Figure 5 shows data from a laser diffraction particle size analyzer measuring a wet process. Here an on-line system is monitoring a Mg(OH)2 suspension produced by wet milling. A 2 mL sample is extracted from the process line, automatically diluted and prepared (see figure 6) before analysis. Sample extraction, dilution and measurement are controlled by SCADA interface. The system produces a measurement every few minutes giving a MAT low enough to provide effective monitoring and control.
Clearly real-time analysis has a vital role in the transformation of the pharmaceutical industry. At the development stage it provides the data required to cost-effectively implement a QbD approach, while at the manufacturing level it will underpin the shift towards continuous processing and real-time release.
The PAT initiative promotes the uptake of new analytical technologies but as yet has not had a dramatic impact on full-scale manufacturing. This will come as systems prove their worth at the pilot stage, and the integration of different analyzers within a centralized control system becomes a part of implementing industrial guidelines like ICH Q10 Pharmaceutical Quality Systems. The standardization efforts promoted by FDA, EMEA and groups like ISPE and ICH result in industrial collaborations like OPC ADI working group (see below) that bring different equipment vendors together.

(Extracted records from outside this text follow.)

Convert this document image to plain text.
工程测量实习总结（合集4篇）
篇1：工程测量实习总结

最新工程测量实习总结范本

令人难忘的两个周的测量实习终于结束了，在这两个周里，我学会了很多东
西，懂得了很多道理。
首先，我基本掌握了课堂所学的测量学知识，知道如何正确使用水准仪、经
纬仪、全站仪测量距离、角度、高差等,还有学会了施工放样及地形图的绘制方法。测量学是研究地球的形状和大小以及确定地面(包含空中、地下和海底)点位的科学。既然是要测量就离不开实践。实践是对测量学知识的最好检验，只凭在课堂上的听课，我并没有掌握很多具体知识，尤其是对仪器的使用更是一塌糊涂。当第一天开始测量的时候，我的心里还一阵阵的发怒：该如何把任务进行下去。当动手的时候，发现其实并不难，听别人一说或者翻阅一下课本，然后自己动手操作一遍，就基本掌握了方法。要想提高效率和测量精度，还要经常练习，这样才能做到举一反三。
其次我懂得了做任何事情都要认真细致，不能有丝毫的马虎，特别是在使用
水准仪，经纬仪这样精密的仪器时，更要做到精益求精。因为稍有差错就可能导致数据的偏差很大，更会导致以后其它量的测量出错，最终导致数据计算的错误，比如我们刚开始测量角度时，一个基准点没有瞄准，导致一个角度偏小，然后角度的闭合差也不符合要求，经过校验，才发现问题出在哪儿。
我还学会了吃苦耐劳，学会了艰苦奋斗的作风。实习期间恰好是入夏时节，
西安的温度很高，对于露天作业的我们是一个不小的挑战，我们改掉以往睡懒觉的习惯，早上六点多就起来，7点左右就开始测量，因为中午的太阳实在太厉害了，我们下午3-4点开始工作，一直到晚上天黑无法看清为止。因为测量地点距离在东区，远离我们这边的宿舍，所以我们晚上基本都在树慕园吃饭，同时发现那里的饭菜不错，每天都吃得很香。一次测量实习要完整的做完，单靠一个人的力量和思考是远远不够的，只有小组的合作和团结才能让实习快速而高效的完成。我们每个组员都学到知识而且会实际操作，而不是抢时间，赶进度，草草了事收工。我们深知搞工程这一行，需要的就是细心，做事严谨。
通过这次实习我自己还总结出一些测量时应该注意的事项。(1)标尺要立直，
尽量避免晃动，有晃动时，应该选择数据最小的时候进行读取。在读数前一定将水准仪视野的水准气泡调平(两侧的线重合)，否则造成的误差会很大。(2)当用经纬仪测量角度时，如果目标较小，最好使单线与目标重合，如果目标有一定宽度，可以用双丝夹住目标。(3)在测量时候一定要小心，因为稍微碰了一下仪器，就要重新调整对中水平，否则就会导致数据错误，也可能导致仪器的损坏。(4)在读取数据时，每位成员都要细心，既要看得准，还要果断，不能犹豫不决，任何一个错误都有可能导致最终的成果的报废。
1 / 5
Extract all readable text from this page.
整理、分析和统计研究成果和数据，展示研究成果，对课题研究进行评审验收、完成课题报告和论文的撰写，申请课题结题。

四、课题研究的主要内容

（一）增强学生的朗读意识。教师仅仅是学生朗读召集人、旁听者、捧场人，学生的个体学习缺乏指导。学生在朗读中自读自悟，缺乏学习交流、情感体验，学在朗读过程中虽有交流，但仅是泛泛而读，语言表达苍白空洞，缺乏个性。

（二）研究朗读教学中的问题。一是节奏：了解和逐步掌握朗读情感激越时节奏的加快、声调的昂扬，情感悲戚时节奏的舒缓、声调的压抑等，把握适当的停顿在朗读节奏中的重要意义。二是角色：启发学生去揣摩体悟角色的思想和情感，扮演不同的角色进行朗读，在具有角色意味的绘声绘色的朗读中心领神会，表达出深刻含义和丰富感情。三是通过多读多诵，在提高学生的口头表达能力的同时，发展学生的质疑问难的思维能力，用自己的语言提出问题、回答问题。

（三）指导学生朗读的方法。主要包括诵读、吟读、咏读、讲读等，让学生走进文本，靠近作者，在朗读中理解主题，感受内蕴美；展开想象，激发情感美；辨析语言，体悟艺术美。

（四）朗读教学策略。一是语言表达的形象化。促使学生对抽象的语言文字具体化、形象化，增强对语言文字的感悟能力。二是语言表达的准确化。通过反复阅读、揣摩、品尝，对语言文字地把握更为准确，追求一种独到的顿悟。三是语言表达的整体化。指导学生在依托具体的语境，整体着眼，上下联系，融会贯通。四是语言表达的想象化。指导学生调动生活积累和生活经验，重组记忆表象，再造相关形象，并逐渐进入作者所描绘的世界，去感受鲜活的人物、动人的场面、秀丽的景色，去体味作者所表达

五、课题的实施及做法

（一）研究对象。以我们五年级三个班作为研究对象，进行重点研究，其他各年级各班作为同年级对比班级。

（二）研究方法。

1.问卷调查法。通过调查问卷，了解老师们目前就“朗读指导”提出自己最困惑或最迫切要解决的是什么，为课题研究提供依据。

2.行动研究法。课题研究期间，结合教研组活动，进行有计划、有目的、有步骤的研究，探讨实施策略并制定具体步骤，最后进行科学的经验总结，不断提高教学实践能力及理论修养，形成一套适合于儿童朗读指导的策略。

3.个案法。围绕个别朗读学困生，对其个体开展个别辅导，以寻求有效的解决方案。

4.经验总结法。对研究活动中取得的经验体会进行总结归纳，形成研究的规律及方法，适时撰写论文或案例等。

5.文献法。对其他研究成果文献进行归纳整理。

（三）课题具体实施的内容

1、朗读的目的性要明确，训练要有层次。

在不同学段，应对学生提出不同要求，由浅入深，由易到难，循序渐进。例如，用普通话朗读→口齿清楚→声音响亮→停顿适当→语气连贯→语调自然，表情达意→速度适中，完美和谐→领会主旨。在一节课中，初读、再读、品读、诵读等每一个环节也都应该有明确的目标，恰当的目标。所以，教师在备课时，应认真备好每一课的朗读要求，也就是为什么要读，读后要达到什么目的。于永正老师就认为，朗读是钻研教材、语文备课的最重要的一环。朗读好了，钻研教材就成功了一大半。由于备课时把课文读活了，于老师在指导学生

For some variables, continuous analysis in a relevant time frame remains the challenge; for others appropriate systems are already well-established and commercially available. Laser diffraction for particle size analysis, for example, is an extremely suitable technique, for both wet and dry systems. Fast measurement provides effective monitoring for even the most rapidly changing processes. Exploiting the true potential of technologies such as these, through automated control, will enable the pharmaceutical industry to experiment and manufacture in a timely and cost-effective way.
The commitment to transforming manufacturing practice within the pharmaceutical industry presents an enormous opportunity. Building on the experience of other industries, it should be possible to implement the very best processing methods using the latest technologies. The change also provides a major incentive to invest in developing new solutions where these are required.

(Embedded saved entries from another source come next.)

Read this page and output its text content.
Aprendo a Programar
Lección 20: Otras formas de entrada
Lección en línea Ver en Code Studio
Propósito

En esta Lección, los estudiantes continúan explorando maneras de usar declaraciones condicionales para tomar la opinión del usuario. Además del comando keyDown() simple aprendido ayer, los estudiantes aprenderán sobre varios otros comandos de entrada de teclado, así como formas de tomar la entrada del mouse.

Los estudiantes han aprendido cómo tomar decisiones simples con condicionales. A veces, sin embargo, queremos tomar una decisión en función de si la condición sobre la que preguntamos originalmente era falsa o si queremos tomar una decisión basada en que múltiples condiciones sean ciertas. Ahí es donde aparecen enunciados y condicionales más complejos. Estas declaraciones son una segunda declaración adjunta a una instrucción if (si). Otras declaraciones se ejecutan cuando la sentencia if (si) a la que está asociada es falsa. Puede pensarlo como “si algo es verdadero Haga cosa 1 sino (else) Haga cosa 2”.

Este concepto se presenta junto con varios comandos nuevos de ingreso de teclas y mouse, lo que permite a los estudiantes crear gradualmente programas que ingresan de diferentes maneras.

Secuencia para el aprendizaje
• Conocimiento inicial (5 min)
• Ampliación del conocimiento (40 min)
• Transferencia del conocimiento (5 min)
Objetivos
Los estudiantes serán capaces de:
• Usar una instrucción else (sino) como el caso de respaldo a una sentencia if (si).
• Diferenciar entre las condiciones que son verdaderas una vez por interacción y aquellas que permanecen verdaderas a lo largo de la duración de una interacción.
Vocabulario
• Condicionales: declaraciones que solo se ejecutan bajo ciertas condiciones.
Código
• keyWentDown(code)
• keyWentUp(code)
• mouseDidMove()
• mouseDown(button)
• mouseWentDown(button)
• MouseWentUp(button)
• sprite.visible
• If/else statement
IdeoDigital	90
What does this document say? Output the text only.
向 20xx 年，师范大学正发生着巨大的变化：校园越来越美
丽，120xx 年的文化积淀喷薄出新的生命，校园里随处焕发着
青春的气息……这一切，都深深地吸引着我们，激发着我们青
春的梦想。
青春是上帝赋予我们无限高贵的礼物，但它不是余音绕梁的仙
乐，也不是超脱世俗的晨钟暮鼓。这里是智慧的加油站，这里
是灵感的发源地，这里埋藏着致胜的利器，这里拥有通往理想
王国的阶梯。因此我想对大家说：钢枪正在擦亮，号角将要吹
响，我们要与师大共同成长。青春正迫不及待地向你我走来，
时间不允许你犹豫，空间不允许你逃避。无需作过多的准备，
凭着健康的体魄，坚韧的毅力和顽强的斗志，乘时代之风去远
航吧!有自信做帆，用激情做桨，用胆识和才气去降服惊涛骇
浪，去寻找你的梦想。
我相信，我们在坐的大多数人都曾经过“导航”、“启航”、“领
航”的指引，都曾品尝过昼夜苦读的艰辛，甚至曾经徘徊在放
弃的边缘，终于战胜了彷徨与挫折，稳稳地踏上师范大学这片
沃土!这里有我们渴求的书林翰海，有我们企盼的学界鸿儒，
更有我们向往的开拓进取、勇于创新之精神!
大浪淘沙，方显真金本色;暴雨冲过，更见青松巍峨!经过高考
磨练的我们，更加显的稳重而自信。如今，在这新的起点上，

Optimum process control demands real-time analysis and effective data transfer. Isolated analyzers provide continuous monitoring of an individual variable but linking analyzers in an automated centralized control system adds considerable power. A challenge here is the current absence of any standard for interface software. Control software designed for use with a range of analyzers is commercially available, but it relies on using the proprietary driver of the individual device. Implementation costs are high because each solution is tailor made.
Now, the OPC Analyzer Device Integration working group aims to address this issue. The group was established by ABB and currently has 21 members, including representatives from leading pharmaceutical producers, instrument vendors and automation companies. Their aim is to develop a model that will allow equipment vendors to produce a standard software interface that will expose the capabilities of both process and laboratory instruments.

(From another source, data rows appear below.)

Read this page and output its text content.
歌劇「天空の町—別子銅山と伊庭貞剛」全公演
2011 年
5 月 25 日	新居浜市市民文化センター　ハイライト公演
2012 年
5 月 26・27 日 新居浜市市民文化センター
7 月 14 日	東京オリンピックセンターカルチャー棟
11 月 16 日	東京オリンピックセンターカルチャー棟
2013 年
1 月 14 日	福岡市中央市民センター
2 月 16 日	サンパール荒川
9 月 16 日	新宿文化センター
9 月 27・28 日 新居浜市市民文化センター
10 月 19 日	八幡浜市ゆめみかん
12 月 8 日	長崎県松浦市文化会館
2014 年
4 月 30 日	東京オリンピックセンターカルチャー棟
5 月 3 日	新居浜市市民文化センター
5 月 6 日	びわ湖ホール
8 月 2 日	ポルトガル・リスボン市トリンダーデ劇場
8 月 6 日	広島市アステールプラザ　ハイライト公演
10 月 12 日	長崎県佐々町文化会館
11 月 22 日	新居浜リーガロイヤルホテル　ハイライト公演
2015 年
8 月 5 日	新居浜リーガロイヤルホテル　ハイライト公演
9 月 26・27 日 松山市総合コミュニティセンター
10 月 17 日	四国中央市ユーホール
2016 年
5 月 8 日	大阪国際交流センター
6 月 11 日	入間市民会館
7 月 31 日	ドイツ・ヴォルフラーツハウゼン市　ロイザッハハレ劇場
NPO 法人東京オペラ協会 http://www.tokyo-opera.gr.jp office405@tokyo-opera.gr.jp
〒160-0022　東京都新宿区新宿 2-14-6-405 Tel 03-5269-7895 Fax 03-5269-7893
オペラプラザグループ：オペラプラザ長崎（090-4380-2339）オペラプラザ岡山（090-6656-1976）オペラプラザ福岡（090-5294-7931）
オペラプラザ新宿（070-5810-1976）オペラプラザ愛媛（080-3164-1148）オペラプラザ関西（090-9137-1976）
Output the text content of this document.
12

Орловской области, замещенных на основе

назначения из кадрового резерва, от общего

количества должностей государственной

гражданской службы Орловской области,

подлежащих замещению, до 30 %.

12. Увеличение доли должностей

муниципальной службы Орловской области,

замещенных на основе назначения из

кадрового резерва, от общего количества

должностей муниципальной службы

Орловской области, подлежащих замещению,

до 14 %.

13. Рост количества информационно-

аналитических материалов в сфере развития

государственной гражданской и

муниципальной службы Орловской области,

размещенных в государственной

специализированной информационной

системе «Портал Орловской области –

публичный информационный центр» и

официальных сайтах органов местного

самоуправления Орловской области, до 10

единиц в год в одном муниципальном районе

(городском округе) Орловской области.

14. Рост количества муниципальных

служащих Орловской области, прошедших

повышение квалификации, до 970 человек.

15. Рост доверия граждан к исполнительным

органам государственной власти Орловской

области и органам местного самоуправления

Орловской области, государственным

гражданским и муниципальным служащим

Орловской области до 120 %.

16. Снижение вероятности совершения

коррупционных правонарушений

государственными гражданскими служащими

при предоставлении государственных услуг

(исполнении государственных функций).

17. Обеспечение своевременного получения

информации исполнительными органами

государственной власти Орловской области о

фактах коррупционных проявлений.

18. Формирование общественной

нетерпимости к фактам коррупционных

The model will utilize OPC Unified Architecture (UA) since it is an effective, universally accepted, platform-neutral option. Establishing the standard will reduce the implementation costs associated with PAT, and will help users to more easily exploit the full potential of real-time analysis. The working group hopes to develop a solution through a multidisciplinary approach, using the perspectives and skills of everyone affected by the issue.